“No! Uno cigarette!” I shout in a pathetic Spanish accent, hopelessly assuming that my audacious attempt to translate would calm the situation. Monstrous shadows tower behind him, smothering the moon. “Always...l…last…. one” he manages to ramble in broken English and with that remark my usually invincible patience absconds to the nearest kebab house for asylum. I begin to shove him aggressively to indicate my innocence. I soon realise all attempts to reason or at least scare him are lost as his thick brown eyes glaze over and he flips me a menacing grin. The shoving builds and he threatens to bite me like a hungry stray dog, revealing thousands of white daggers, snapping the air before me. Paralyzed, my friends watch on.
Two oversized black Rasta’s appear out of one of the alleyways on the periphery of the moonlit courtyard. Assuming that the three of them are friends I fear the worst. Many regrets filter through me such as, walking this average looking girl home and refusing to give him my last cigarette.
Earlier that day Tony woke me by kindly slapping my weary and sullen face. Lazily I roll out the to find five liberal Swedish girls frantically preparing for a day at the beach. Across the road from the hostel we enjoy a favoured continental breakfast of cheeseburgers, fries and cigarettes.
We dive out of the sun and stumble down the stairs, previous to narrowly jumping on to the metro before it scuttled off into the murky tunnel. Struggling to catch my breath we are met by the chants of a pot bellied drunk, who I imagine has been providing twenty-four hour entertainment for the tourists on board. Most of the half-witted bellowing was uttered in Spanish but on the instance when he caught the eye of a young woman, whom looking ridiculously American with a trademark bum bag, he began to quote lines from “Baby Got Back”. Barceloneta whizzed past on the walls of the metro stop and I was a little disappointed about leaving just as he began to stomp out the chorus.
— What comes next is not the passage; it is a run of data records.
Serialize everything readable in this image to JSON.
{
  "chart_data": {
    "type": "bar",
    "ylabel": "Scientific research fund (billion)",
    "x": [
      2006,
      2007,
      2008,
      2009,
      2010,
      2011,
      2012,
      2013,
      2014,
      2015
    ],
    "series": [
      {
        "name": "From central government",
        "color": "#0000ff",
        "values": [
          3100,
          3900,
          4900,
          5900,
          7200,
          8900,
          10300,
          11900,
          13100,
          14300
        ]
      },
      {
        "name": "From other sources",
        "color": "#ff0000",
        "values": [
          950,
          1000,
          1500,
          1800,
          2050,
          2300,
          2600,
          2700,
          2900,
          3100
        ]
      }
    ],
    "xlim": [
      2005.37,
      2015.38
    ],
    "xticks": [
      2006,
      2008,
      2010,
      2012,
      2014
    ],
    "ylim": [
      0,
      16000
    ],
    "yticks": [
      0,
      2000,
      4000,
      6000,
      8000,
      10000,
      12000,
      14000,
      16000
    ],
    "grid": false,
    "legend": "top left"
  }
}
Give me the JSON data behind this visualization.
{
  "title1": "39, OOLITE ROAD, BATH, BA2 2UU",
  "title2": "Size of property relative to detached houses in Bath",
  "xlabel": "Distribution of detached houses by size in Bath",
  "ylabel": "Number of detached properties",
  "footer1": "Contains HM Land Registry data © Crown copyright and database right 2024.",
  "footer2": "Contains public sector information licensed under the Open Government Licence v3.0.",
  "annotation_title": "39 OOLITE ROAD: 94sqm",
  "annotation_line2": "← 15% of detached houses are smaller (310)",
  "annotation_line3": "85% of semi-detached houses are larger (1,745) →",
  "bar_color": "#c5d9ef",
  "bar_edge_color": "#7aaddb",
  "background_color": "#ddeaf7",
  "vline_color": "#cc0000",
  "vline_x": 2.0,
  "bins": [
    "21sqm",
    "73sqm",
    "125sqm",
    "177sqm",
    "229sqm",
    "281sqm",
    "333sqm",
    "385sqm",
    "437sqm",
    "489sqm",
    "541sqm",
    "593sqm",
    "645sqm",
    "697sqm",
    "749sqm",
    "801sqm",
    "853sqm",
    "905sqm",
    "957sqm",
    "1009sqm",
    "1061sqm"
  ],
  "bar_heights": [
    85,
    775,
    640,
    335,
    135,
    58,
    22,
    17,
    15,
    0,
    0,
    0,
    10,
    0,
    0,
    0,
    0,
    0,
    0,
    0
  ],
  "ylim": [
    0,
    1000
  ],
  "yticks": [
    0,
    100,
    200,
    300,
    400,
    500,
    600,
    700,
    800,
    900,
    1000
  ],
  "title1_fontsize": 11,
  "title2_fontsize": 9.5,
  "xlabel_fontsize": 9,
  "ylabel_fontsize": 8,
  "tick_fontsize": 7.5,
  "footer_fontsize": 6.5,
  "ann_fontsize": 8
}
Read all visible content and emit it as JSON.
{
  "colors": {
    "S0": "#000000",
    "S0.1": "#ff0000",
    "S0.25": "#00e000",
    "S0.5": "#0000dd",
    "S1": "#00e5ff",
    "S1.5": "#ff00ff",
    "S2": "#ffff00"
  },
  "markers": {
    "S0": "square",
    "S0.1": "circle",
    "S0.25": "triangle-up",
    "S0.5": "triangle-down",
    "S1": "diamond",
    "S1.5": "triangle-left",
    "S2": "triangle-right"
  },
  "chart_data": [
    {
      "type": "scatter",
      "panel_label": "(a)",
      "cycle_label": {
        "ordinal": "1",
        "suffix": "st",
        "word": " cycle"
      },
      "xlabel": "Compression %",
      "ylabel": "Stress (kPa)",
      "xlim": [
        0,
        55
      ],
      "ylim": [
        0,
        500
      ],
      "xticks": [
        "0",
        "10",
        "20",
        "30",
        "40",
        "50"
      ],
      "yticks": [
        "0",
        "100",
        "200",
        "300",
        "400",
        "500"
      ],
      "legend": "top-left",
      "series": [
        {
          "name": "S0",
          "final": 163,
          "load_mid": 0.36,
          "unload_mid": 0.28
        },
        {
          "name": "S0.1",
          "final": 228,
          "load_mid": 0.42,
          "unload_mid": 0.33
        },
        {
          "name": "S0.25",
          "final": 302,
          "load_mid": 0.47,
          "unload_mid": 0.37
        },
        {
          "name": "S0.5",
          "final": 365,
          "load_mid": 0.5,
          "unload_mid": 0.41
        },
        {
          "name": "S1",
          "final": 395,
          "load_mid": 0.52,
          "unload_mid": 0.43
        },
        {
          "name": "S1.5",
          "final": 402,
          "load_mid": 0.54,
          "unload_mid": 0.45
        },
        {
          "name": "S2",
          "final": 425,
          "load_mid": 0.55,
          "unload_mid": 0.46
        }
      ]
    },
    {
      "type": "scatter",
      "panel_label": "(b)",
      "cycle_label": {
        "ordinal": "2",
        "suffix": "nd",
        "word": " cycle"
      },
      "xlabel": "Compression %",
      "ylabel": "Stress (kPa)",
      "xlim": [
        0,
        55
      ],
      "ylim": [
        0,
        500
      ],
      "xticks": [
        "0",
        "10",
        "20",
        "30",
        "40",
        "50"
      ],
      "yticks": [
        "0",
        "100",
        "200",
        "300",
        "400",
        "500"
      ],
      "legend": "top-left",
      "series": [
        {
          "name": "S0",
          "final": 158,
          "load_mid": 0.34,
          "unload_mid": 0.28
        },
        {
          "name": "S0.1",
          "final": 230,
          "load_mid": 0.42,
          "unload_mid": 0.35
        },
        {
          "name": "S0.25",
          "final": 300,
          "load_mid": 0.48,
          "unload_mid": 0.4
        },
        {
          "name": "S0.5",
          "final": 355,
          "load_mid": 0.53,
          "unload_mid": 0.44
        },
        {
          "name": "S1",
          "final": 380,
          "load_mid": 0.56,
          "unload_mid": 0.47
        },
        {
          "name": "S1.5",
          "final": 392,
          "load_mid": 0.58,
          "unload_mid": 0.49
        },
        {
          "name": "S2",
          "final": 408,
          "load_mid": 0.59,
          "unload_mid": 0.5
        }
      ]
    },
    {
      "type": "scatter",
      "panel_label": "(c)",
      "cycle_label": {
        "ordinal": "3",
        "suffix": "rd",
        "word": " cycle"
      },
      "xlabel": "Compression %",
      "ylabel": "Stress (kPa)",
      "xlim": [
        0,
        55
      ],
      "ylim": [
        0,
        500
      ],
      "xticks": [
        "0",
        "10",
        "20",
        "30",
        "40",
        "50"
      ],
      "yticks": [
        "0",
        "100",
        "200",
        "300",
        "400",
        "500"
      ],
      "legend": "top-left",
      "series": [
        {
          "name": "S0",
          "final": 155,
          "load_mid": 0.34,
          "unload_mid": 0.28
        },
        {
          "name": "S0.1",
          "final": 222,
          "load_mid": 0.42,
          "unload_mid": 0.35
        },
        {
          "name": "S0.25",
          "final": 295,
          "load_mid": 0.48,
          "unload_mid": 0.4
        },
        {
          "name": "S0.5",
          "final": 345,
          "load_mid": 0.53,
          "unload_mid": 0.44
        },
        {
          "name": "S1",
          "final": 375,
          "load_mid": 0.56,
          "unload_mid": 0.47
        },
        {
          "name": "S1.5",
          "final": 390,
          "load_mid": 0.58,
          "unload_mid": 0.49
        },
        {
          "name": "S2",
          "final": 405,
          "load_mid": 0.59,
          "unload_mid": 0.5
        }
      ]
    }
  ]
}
The beach was as white as salt, bleached by the golden sun and stretching as far as the eye could see. The beach was teeming with hundreds of dark and glowing sunbathers but we managed to find a pocket of sand, conquering it we laid down our towels. The callous sun was agonizingly fierce against my skin and seeing as I knowingly forgot the sunscreen, it wasn’t long before I headed for rescue in the water. Cold and refreshing. I paddled until I lost breath, which wasn’t long, and tried to float, turning away from the surrounding dumped rubbish, a barrage of waves smashes me. Half drowned I swam back to the beach. The beach is peppered with merchants pounding up and down, never breaking a sweat, and selling everything from beer to sunglasses. After buying several beers from a Pakistani man in his late forties, we built a friendship and gaining loyalty points got discount as well as managing to persuade him to fetch cigarettes from the shop, a hundred metres away. Tipsy and sunburnt we trekked back to the hostel.
Hours later after balancing between harassing the Swedish girls, who share our room and getting dressed, we manage to finally leave the hostel. The club is a short walk from our hostel, just off Las Ramblas, in a corner of a small courtyard. Outside the club people fill the courtyard, buying beers from the merchants circling around them. The club is more than expensive so we regularly followed the trend of leaving the club and downed cheap bottles of beer, before returning.
Several hours later and I am standing in a courtyard opposite to the club, smoking my remaining cigarette. A drunken Spaniard slowly stumbles as he approaches me and asks me for money. Bluntly I refused. He seems lost by my arrogance and looks around the deserted courtyard. “Smoke, can I have a smoke?” he said. Again I declined. Outraged he began to shout aggressively and I replied by physically shoving him backwards. Each time he returned more angry and insane than before. Two tall black men step forward out of the darkness and into the moonlit courtyard. “What’s going on?” the tallest one said, Fearing that I may become out numbered, as my friends are probably more drunk than myself, which suggests that they’re useless, I plead with them to help me. “I’LL GIVE YOU TWENTY EUROS TO GET THIS GUY AWAY FROM” I shouted in a fit of anger.
“Give me five hundred and I kill him,” one of them whispered to me.
“No! Just get rid of him!” I said trying to hide the laughter building in my chest. They advance towards him and the look of angry once sprawled across his face evaporates, replayed by genuine sense of fear. Backing away he dropped his arm to pick up one of many bottles of corona abandoned from clubbers. The bottle is swiped from his grasp and pushed into one of the dark alleyways. I stood, waiting to see what my twenty euro bouncers have to offer but am left disappointed as they feel that he has served his punishment. After watching him walk away the two towering men turn and laugh. “You see I protect you, any problem, you call me.” Unsure whether he was more drunk than myself I laugh and thank him. “Look! Touch this, this is my gun!” he demands, and without arguing I fumble the outline of gun in his trousers, pay him twenty Euros for a sterling job and leave.